All the materials were supplied by Wheeler.
"Make no mistake, all this has come out of Kim's pocket. He's game-day sponsor as well. That figure has gone up a couple of grand since he agreed to do it," says a laughing Carmichael.
Wheeler doesn't want to put a dollar figure on his commitment.
"If you take something out of a small town, you have to give it back," he says. "It's a simple equation."
King Country officials were suitably impressed. They've handed them a game, a 2016 final rematch against North Otago in September.
"We're a year ahead of schedule," says Carmichael, a little apprehensively. The former Taranaki and now Taumarunui Eels prop said he long harboured hope he'd be able to come back to watch a King Country match at the domain.
"Now, all going well on the field, I'll get to play.
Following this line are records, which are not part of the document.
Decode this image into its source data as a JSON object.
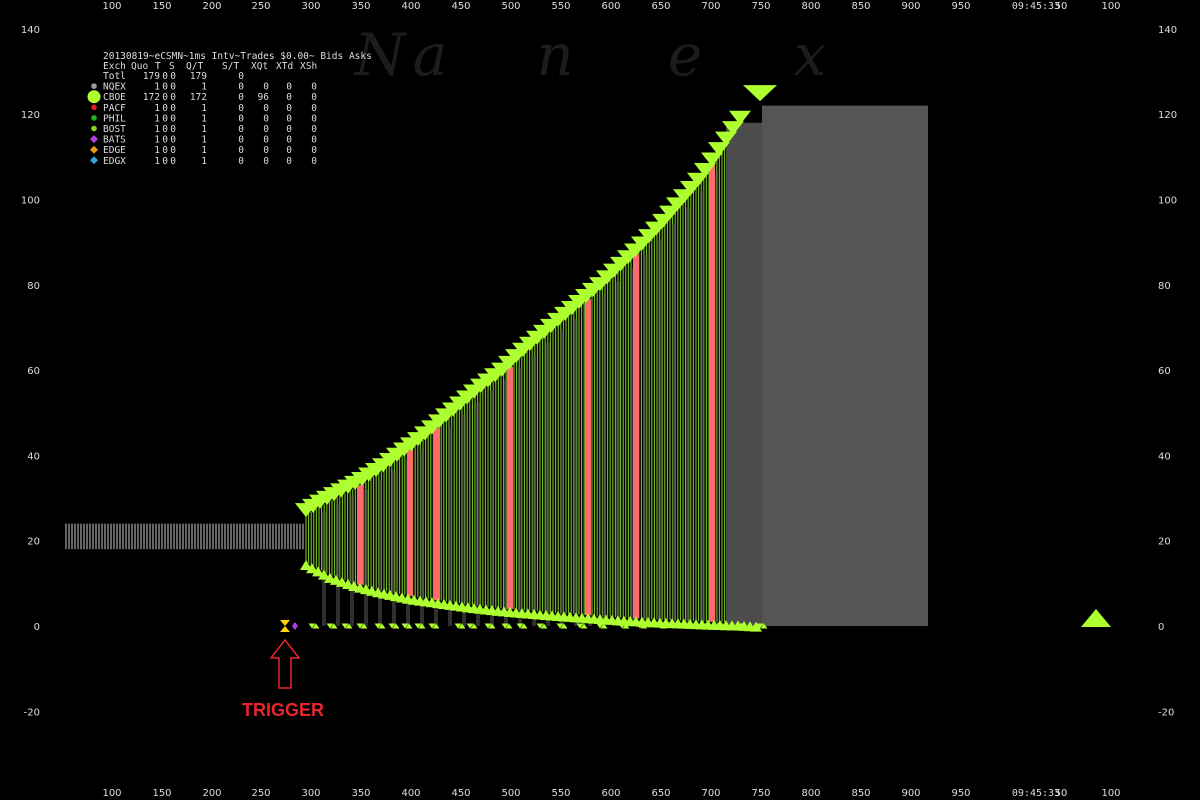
{
  "colors": {
    "background": "#000000",
    "ask_triangle": "#adff2f",
    "bid_triangle": "#adff2f",
    "spread_green": "#8ee02a",
    "spread_red": "#ff6b6b",
    "spread_gray": "#555555",
    "pre_band": "#aaaaaa",
    "trigger_arrow": "#e6262c"
  },
  "chart_data": {
    "type": "line",
    "xlim": [
      65,
      1130
    ],
    "ylim": [
      -28,
      141
    ],
    "x_ticks": [
      "100",
      "150",
      "200",
      "250",
      "300",
      "350",
      "400",
      "450",
      "500",
      "550",
      "600",
      "650",
      "700",
      "750",
      "800",
      "850",
      "900",
      "950",
      "09:45:33",
      "50",
      "100"
    ],
    "y_ticks": [
      140,
      120,
      100,
      80,
      60,
      40,
      20,
      0,
      -20
    ],
    "title": "20130819~eCSMN~1ms Intv~Trades $0.00~ Bids  Asks",
    "watermark": "N a n e x",
    "pre_trigger_band": {
      "x_start": 66,
      "x_end": 305,
      "bid": 18,
      "ask": 24
    },
    "ask_series": {
      "name": "Asks",
      "x": [
        306,
        320,
        340,
        360,
        380,
        400,
        420,
        440,
        460,
        480,
        500,
        520,
        540,
        560,
        580,
        600,
        620,
        640,
        660,
        680,
        700,
        720,
        740
      ],
      "values": [
        26,
        28,
        30.5,
        33,
        36,
        39.5,
        43,
        47,
        51,
        55,
        58.5,
        63,
        67,
        71,
        75,
        79,
        83.5,
        88,
        93,
        98.5,
        104,
        111,
        118
      ]
    },
    "bid_series": {
      "name": "Bids",
      "x": [
        306,
        330,
        355,
        380,
        410,
        440,
        470,
        500,
        530,
        560,
        590,
        620,
        650,
        680,
        710,
        740,
        760
      ],
      "values": [
        15,
        12,
        10,
        8.5,
        7,
        6,
        5,
        4.2,
        3.6,
        3,
        2.5,
        2,
        1.6,
        1.3,
        1,
        0.8,
        0.5
      ]
    },
    "red_spreads_x": [
      360,
      410,
      437,
      510,
      588,
      636,
      712
    ],
    "final_quote": {
      "x_start": 762,
      "x_end": 928,
      "bid": 0,
      "ask": 122
    },
    "trades_x": [
      312,
      330,
      345,
      360,
      378,
      392,
      405,
      418,
      432,
      458,
      470,
      488,
      505,
      520,
      540,
      560,
      580,
      600,
      622,
      640,
      660,
      688,
      705,
      720,
      740,
      760
    ],
    "extra_ask_markers": [
      {
        "x": 760,
        "y": 124
      },
      {
        "x": 1096,
        "y": 0
      }
    ],
    "legend": {
      "headers": [
        "Exch",
        "Quo",
        "T",
        "S",
        "Q/T",
        "S/T",
        "XQt",
        "XTd",
        "XSh"
      ],
      "rows": [
        {
          "exch": "Totl",
          "quo": "179",
          "t": "0",
          "s": "0",
          "qt": "179",
          "st": "0",
          "xqt": "",
          "xtd": "",
          "xsh": "",
          "color": "",
          "marker": ""
        },
        {
          "exch": "NQEX",
          "quo": "1",
          "t": "0",
          "s": "0",
          "qt": "1",
          "st": "0",
          "xqt": "0",
          "xtd": "0",
          "xsh": "0",
          "color": "#9a9a9a",
          "marker": "circle"
        },
        {
          "exch": "CBOE",
          "quo": "172",
          "t": "0",
          "s": "0",
          "qt": "172",
          "st": "0",
          "xqt": "96",
          "xtd": "0",
          "xsh": "0",
          "color": "#adff2f",
          "marker": "circle-large"
        },
        {
          "exch": "PACF",
          "quo": "1",
          "t": "0",
          "s": "0",
          "qt": "1",
          "st": "0",
          "xqt": "0",
          "xtd": "0",
          "xsh": "0",
          "color": "#e02020",
          "marker": "circle"
        },
        {
          "exch": "PHIL",
          "quo": "1",
          "t": "0",
          "s": "0",
          "qt": "1",
          "st": "0",
          "xqt": "0",
          "xtd": "0",
          "xsh": "0",
          "color": "#22b022",
          "marker": "circle"
        },
        {
          "exch": "BOST",
          "quo": "1",
          "t": "0",
          "s": "0",
          "qt": "1",
          "st": "0",
          "xqt": "0",
          "xtd": "0",
          "xsh": "0",
          "color": "#8bd020",
          "marker": "circle"
        },
        {
          "exch": "BATS",
          "quo": "1",
          "t": "0",
          "s": "0",
          "qt": "1",
          "st": "0",
          "xqt": "0",
          "xtd": "0",
          "xsh": "0",
          "color": "#b040e0",
          "marker": "diamond"
        },
        {
          "exch": "EDGE",
          "quo": "1",
          "t": "0",
          "s": "0",
          "qt": "1",
          "st": "0",
          "xqt": "0",
          "xtd": "0",
          "xsh": "0",
          "color": "#e09a10",
          "marker": "diamond"
        },
        {
          "exch": "EDGX",
          "quo": "1",
          "t": "0",
          "s": "0",
          "qt": "1",
          "st": "0",
          "xqt": "0",
          "xtd": "0",
          "xsh": "0",
          "color": "#3aa0d8",
          "marker": "diamond"
        }
      ]
    },
    "annotation": {
      "label": "TRIGGER",
      "x": 285
    }
  }
}
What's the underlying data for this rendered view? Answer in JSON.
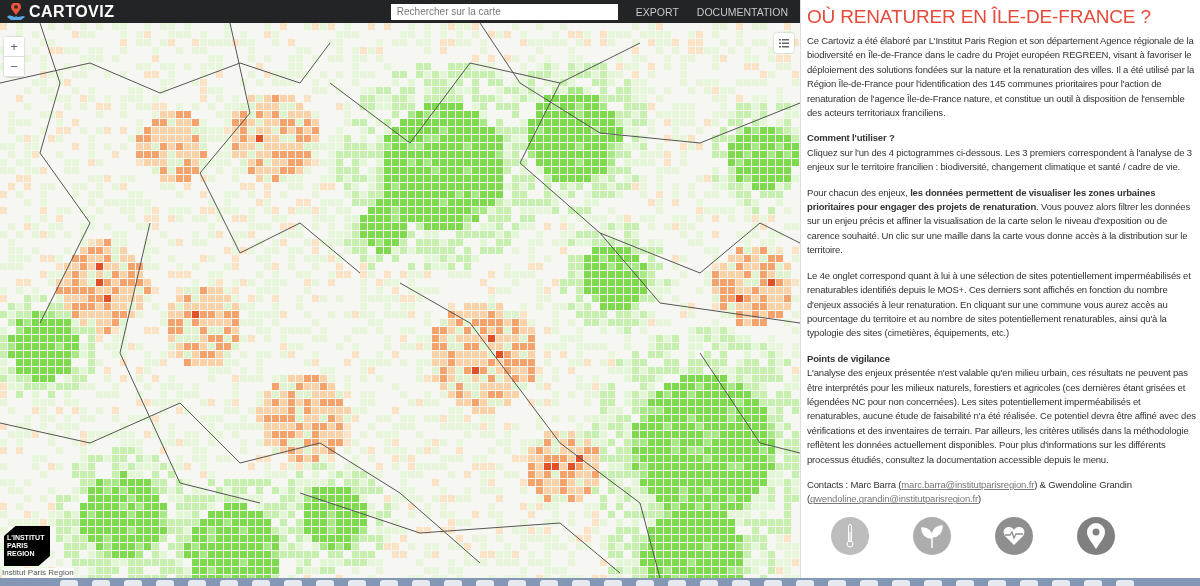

It'll be a dream come true."
Wheeler, a Taumarunui ward councillor on the Ruapehu District Council, believes rep rugby returning to the domain is just another emblem of the town's growing optimism.
He's born and bred and loves the place. Others aren't always as kind. With a population of 4500, Taumarunui has lost more than a third of its people since its heyday in the 1970s. Wheeler senses a shift.
The cycle trails along the Whanganui River are proving a drawcard, as are kayaking tours down the big river. A planned gondola at nearby Whakapapa is expected to bring more people to the region.
On September 8, however, Taumarunui will be all about the footy.
"It'll be King Country's biggest crowd of the season. I can promise you that," Wheeler says. He'll have built it, his field of dreams, and they'll come.
"If we get Howard Paiaka and Bill Wordley coming out of the woodwork to watch that'd be neat," Wheeler says of local legends no longer with us.